Cryptographic Algorithms Vulnerable to Quantum Attacks and Mitigation Strategies

Vulnerable Algorithms

1. RSA (Rivest-Shamir-Adleman):
   • Vulnerability: Shor’s algorithm on quantum computers can factorize large integers, breaking RSA encryption.
2. ECC (Elliptic Curve Cryptography):
   • Vulnerability: Quantum computers can solve the discrete logarithm problem, compromising ECC.
3. DSA (Digital Signature Algorithm):
   • Vulnerability: Similar to RSA and ECC, DSA is vulnerable to quantum attacks via Shor’s algorithm.
4. Diffie-Hellman Key Exchange:
   • Vulnerability: Relies on the discrete logarithm problem, susceptible to quantum attacks.
5. Symmetric Key Algorithms (e.g., AES):
   • Vulnerability: Grover’s algorithm reduces the security level, effectively halving the key length.

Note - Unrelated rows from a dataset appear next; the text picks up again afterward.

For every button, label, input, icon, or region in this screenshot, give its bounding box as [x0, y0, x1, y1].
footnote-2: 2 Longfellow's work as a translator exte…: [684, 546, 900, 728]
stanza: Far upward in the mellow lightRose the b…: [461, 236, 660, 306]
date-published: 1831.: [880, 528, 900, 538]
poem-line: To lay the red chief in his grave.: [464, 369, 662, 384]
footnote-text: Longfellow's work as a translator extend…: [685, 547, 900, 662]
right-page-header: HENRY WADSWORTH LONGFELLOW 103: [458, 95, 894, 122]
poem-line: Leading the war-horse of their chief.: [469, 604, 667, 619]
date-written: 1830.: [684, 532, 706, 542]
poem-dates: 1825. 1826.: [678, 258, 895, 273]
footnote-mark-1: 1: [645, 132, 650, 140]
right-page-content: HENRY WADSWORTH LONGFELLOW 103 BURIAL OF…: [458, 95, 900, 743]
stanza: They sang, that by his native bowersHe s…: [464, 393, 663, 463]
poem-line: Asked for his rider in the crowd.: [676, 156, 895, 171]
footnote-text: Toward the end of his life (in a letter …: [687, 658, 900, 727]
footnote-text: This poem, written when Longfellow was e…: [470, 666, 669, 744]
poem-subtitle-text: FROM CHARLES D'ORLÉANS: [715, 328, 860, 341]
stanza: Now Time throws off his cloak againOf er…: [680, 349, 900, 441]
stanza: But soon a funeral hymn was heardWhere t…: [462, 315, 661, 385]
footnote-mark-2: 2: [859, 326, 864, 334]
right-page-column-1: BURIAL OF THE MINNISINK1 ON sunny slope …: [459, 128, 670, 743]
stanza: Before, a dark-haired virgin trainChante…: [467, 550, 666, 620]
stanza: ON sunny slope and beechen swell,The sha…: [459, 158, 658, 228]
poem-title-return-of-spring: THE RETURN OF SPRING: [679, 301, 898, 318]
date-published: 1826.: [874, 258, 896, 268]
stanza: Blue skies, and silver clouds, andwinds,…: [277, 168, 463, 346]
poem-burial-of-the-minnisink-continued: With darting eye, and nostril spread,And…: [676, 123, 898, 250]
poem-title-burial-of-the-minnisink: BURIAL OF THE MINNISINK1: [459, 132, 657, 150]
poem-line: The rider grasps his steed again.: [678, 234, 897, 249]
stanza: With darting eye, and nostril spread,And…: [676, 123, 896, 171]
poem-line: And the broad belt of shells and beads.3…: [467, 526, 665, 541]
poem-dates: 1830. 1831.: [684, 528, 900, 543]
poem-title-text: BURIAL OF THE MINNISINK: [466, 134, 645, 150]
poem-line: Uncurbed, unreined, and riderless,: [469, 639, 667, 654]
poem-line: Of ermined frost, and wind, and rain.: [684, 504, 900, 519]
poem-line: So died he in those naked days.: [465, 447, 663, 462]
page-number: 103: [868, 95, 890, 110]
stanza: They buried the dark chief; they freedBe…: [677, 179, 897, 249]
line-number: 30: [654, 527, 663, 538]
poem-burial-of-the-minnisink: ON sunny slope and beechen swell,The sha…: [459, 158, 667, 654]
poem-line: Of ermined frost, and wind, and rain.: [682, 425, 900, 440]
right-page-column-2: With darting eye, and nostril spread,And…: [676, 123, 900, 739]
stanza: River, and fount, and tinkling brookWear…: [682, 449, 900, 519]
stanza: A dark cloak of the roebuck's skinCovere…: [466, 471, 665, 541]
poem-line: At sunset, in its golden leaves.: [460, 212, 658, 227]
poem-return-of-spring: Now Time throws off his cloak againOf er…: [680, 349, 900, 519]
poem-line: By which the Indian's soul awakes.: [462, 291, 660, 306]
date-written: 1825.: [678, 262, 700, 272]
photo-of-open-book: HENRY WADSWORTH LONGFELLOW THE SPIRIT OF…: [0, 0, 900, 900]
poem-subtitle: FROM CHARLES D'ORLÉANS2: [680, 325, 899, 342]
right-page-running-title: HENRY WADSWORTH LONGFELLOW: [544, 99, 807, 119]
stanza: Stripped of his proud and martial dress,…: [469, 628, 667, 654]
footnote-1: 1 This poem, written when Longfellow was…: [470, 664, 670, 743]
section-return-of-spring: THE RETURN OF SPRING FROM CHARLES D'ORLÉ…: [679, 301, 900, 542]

Mitigation Strategies: Post-Quantum Cryptography

1. Lattice-Based Cryptography:
   • Examples: NTRUEncrypt, LWE.
   • Advantage: Hard for both classical and quantum computers.
2. Code-Based Cryptography:
   • Examples: McEliece.
   • Advantage: Based on the hardness of decoding linear codes.
3. Multivariate Polynomial Cryptography:
   • Examples: Rainbow, HFE.
   • Advantage: Solving multivariate quadratic equations is difficult for quantum computers.
4. Hash-Based Cryptography:
   • Examples: XMSS, SPHINCS+.
   • Advantage: Based on collision-resistant hash functions, less impacted by quantum attacks.
5. Supersingular Isogeny-Based Cryptography:
   • Examples: SIDH, SIKE.
   • Advantage: Uses hard problems in elliptic curve isogenies.

Research and Standardization

• NIST: Conducting a project to standardize post-quantum algorithms.
• Hybrid Schemes: Combining classical and post-quantum algorithms.
• Industry Collaboration: Companies like Google and Microsoft integrating post-quantum solutions.

These measures aim to safeguard data against future quantum threats.